Two experts in cybercrime from the Netherlands have been in Guernsey this week to increase awareness of Cryptocurrencies among staff within Bailiwick Law Enforcement.
Cybercrime investigator Maarten Van Barneveld of the Dutch Fiscal Information and Investigation Service and Public Prosecutor Maarten van der Zwan have been giving a series of masterclasses to officers from Guernsey’s High Tech Crime Unit, Financial Intelligence Unit and Criminal Investigations Department.
Their invition to the island stemmed from a recent conference in Sweden, which members of Guernsey’s ICART (International Cooperation and Asset Recovery Team) attended.
The sessions delivered this past week have included a mix of theory and practical exercises including case studies where investigators have tracked down and de anonymised cyber-criminals.

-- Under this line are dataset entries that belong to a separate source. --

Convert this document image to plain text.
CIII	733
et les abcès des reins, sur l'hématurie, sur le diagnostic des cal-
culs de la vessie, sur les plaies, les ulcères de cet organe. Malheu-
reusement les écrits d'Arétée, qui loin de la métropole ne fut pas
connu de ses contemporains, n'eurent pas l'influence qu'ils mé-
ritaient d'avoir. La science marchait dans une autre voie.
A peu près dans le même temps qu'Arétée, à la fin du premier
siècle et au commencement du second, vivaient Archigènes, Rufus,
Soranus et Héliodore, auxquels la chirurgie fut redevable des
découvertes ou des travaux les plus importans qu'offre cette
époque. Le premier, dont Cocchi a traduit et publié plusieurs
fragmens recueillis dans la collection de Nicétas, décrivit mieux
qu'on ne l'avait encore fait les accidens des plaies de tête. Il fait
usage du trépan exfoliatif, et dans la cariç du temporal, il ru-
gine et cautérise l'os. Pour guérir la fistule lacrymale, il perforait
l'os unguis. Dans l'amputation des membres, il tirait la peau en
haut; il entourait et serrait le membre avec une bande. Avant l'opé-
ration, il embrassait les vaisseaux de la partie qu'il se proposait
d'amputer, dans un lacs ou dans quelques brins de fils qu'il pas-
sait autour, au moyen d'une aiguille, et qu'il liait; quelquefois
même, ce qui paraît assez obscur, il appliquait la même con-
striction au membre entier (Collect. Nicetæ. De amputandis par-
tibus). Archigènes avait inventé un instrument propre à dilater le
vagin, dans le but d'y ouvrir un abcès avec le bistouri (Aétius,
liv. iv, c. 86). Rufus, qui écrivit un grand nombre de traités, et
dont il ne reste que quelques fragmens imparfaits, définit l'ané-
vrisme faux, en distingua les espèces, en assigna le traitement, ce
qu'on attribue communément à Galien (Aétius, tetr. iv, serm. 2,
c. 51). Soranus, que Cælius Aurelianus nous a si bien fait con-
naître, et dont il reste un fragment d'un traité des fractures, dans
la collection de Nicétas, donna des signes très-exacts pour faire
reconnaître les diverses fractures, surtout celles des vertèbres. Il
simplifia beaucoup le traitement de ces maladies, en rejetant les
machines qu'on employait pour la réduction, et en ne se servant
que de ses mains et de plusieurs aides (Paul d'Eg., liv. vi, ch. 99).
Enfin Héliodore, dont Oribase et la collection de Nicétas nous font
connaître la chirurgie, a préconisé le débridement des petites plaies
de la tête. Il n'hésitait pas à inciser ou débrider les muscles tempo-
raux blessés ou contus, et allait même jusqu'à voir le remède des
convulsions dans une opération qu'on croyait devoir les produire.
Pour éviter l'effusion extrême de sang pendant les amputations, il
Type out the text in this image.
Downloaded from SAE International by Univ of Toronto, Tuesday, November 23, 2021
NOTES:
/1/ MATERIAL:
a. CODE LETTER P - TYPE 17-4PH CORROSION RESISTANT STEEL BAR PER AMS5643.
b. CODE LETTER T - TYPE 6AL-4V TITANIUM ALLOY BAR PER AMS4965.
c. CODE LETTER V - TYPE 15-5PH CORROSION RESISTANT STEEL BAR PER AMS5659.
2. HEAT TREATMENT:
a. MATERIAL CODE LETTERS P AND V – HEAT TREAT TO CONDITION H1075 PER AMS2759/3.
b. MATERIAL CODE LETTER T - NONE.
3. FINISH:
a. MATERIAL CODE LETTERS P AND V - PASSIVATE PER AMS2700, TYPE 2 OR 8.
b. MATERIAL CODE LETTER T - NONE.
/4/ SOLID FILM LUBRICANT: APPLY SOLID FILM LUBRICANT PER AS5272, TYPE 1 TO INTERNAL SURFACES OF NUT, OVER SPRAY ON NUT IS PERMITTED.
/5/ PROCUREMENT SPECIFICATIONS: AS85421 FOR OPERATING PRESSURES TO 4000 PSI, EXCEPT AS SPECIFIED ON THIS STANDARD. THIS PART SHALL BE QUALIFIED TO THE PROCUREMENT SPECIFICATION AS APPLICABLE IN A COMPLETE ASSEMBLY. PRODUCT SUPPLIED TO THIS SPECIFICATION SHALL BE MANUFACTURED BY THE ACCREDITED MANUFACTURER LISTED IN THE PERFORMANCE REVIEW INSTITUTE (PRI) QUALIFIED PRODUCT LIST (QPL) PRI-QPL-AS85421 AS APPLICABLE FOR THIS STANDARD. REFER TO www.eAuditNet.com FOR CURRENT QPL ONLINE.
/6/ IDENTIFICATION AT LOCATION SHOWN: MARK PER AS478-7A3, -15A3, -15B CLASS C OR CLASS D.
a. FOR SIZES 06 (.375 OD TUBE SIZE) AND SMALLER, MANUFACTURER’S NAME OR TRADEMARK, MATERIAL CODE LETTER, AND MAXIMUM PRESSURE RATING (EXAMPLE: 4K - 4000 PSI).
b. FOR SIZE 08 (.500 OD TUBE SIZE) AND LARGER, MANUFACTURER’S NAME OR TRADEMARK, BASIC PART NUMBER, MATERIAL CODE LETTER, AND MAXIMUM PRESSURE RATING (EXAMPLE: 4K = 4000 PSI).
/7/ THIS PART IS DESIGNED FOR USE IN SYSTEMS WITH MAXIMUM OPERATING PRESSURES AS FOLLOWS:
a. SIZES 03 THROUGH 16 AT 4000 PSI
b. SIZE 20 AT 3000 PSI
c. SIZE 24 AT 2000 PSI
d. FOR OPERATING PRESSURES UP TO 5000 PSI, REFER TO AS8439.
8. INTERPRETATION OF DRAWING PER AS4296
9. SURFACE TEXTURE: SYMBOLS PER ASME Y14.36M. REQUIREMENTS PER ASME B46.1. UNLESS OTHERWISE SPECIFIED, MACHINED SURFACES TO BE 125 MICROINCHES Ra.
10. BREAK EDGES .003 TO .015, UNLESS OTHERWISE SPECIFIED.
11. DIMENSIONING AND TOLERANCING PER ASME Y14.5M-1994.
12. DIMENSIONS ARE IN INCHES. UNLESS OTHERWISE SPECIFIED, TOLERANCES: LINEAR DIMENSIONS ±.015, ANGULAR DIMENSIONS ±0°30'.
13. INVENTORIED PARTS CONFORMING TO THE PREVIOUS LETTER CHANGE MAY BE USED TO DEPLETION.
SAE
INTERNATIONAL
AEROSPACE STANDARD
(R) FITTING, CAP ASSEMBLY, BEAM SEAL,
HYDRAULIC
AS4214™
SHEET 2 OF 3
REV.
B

Detective Superintendent Ruari Hardy, Head of Economic Crime, said: “While not illegal, cryptocurrencies are unregulated, decentralised and can quickly be transferred across borders. Law Enforcement Agencies across the world are seeing criminals use electronic currencies to finance illegal activities and also launder money. This is an opportunity for our officers to learn from experts in the field and to gain knowledge and experience in a variety of areas, including how the currencies work and how to trace transactions.”
Cryptocurrencies such as Bitcoin are created and stored online. After cash has been converted, it is stored in a virtual wallet on a PC or mobile phone app and can be moved anywhere in the world electronically and then withdrawn again as cash in the local currency. There are hundreds of cryptocurrencies currently in use, with new ones regularly emerging.